7 thoughts on “Das Desiderium der Märchen und Paulus Böhmers Memento mori im VorWeihnachtsVorDerReiseJournal des Freitags, dem 14. Dezember 2012.

  1. Des Röhnerts Frage, die im Kern ja fast darauf abzuzielen schien, ob Paulus Böhmer es für Jüngere als sinnvoll erachte, überhaupt noch literarisch tätig zu sein, fand ich auch schräg, denn was wäre eine mögliche Antwort gewesen? “Bloß nicht” oder “Ja, unbedingt”? Die beste Antwort war Schweigen, die zweitbeste wäre gewesen, allen zu raten, zu tun, was immer sie wollen.
    Bei der Anmoderation Frau Langes fand ich es übrigens auffällig, daß sie über Röhnert sagte, er habe “natürlich” Literaturwissenschaft studiert, so als könnten nur Literaturwissenschaftler überhaupt im Betrieb eine Rolle spielen. Wahrscheinlich ist das sonst niemandem aufgefallen, aber ich habe da so meine Erfahrungen als Kulturwissenschaftler mit Schwerpunkt Literatur, und zwar negative, denn man wird von Anfang an als unzugehörig angesehen, als jemand ohne den richtigen Stallgeruch, und ohne Stallgeruch kommt man in diesem Land heutzutage nirgends rein.

    1. @Schlinkert. Das mit dem Literaturwissenschaftler fiel auch mir auf; aber nicht das ist es, was den Stallgeruch ausmacht; es kann im Betrieb sogar kontraproduktiv sein, literarwissenschaftlich an die Dinge heranzugehen. Viel wichtiger ist ein Gefördertsein durch den Betrieb, daß man also von Leuten mit (im Betrieb) Einfluß für wichtig gehalten oder als wichtig eingesetzt wird, von Vertrieblern also. Stallgeruch kommt auch aus einer gerade opportunen Haltung. Früher einmal gehörte Außenseitertum dazu, heute ist es nachgerade schädlich. Angepaßtheit ist gefragt – was bei einem durch den Mainstream geprägten Markt nicht Wunder nehmen muß: Es ist sein direktes Ergebnis. Indem die Künste als Entertainment begriffen werden, haben Künstler Dienstleister zu sein; hier steckt auch eines der Teufelshörner in der allgemein gängigen Ablehnung einer individualistischen Auffassung vom Genie – die aber unbedingterweise mit der Autonomisierung der Künste – ihrer Emanzipation also – verbunden war und das nach wie vor ist; indem wie das Genie auf Teamwork runterbrechen wollen, werden die Künste in eine Dienstleistung zurückgeführt, die den Marktmeachanismen zu gehorchen habe. Damit wird alle mögliche Transzendenz durchgestrichen. Auch dies ist ein für den Kapitalistismus typischer Profanierungsakt: Tauschbarkeit soll hergestellt und umfassend – also total – werden.

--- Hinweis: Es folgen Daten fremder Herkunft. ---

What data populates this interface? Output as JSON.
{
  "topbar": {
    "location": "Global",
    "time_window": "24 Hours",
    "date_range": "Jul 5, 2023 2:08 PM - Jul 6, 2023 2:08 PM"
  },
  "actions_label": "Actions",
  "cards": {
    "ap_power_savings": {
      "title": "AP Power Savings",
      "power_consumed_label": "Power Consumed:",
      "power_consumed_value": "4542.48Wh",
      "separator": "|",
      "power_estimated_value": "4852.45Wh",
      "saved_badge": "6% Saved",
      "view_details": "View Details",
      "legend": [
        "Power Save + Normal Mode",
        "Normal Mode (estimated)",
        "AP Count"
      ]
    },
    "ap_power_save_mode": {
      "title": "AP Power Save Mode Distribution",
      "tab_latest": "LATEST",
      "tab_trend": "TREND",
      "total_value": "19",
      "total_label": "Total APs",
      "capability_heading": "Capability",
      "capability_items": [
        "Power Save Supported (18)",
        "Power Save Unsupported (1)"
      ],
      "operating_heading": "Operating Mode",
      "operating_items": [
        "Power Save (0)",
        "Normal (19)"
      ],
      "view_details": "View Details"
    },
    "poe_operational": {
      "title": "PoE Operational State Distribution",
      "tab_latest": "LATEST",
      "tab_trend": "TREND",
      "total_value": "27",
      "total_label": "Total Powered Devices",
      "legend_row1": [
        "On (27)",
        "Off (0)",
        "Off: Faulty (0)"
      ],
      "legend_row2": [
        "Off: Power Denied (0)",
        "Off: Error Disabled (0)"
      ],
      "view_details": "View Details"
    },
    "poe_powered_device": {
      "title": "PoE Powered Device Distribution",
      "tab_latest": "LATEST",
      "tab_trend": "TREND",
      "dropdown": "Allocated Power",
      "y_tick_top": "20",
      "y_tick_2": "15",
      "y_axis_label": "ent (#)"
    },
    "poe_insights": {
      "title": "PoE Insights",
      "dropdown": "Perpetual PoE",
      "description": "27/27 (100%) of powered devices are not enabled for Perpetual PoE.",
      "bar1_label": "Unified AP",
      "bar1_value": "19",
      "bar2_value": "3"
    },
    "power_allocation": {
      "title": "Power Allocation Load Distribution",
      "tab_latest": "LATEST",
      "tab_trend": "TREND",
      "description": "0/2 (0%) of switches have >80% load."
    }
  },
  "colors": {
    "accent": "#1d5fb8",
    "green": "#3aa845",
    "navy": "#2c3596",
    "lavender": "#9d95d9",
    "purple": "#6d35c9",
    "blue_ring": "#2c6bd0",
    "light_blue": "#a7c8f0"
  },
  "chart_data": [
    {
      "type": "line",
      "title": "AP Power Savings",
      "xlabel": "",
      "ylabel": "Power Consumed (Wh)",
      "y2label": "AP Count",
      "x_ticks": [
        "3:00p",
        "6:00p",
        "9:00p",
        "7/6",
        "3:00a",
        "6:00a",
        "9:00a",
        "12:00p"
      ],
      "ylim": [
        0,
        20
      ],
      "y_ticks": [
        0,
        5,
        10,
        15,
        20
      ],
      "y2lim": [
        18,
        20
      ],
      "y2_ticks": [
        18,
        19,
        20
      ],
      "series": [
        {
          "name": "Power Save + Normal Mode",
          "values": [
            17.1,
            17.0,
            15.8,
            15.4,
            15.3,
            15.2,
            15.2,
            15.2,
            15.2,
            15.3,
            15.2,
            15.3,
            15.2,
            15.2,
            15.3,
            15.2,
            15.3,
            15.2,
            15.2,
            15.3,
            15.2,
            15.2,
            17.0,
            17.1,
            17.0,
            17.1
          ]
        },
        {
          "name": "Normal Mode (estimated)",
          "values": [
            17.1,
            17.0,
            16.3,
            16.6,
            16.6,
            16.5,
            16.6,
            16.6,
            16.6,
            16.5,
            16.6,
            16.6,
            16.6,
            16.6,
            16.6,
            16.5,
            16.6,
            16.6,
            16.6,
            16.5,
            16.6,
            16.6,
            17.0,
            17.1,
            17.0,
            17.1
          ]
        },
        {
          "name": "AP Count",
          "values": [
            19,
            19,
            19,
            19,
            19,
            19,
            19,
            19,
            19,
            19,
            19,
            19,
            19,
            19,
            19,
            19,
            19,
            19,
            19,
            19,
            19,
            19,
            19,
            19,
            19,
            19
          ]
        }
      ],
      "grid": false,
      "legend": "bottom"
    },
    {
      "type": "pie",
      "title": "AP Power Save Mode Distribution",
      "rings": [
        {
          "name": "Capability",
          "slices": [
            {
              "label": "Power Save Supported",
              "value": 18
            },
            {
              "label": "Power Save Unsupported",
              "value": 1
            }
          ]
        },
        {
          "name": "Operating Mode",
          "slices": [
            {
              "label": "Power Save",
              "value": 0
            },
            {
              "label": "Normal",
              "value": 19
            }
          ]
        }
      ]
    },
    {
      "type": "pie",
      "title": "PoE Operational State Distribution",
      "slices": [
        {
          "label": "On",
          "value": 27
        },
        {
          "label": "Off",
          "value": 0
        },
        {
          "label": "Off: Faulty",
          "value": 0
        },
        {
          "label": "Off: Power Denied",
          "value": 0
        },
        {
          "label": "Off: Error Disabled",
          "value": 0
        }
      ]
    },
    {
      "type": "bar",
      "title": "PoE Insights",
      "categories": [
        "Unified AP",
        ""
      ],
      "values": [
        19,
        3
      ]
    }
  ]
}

    2. Das Gefördertwerden ist ja in der Tat immer verbunden mit einem Fordern, daß nämlich der Geförderte in die Strukturen passe und, wie Sie richtig sagen, seine Dienstleistung zu bringen hat. Ich habe das in einigen Bereichen beobachten dürfen, auch im Unibetrieb, wo ja die Korruption schon alles durchdrungen hat, denn auch dort zählt Zählbares mehr als das (entstehende) Werk eines Einzelnen. O tempora o mores!

    3. …endlose Sackgasse? Dass den Produzenten von Kunst mehr und mehr diejenigen abhanden kommen, die etwas mit Kunst anfangen können, ist in der Tat schon lange der Fall. Zentrales Problem der Moderne! Es gab (und gibt) ja auch Versuche, das Problem sozusagen “von innen” (episches Theater usw.) anzugehen. Oder so etwas wie eine innere Emigration, eine Esoterik im avancierten Sinne des Wortes.
      Nun, sich beschweren alleine genügt nicht.

    4. @tom. Ich fürchte, daß es nie sehr viele Menschen gegeben hat, die, wie Sie schreiben, mit Kunst etwas anfangen konnten, auch schon nicht vor unserer Zeit. Kunst ist, wie eine Spezialwissenschaft, immer elitär gewesen – was nachvollziehbare Gründe hat. Dies läßt sich mit demokratischen Ansprüchen, so wichtig ihre Realisierung im praktischen Leben der Einzelnen und Völker zweifelsfrei sind, nicht vereinbaren. Unter dem Diktat der Quote wird Kunst eingehen – wird sie “natürlich” nicht, sondern nach wie vor, schon weil einer ihrer Kerne Widerstand ist, geschrieben, komponiert,. gemalt werden; sie kann aber nicht auf weitgefächerte Zustimmung rechnen. Das Problem besteht nun darin, daß die eigentlich Kunstgebildeten selbst, sobald sie vermittelnd tätig sind, sich unter die Quote beugen, schlichtweg deshalb, weil sie Einfluß wollen und ihn aus ökonomischen Gründen auch brauchen. Hinzukommen am auch politischen Mainstream orientierte Prägungen.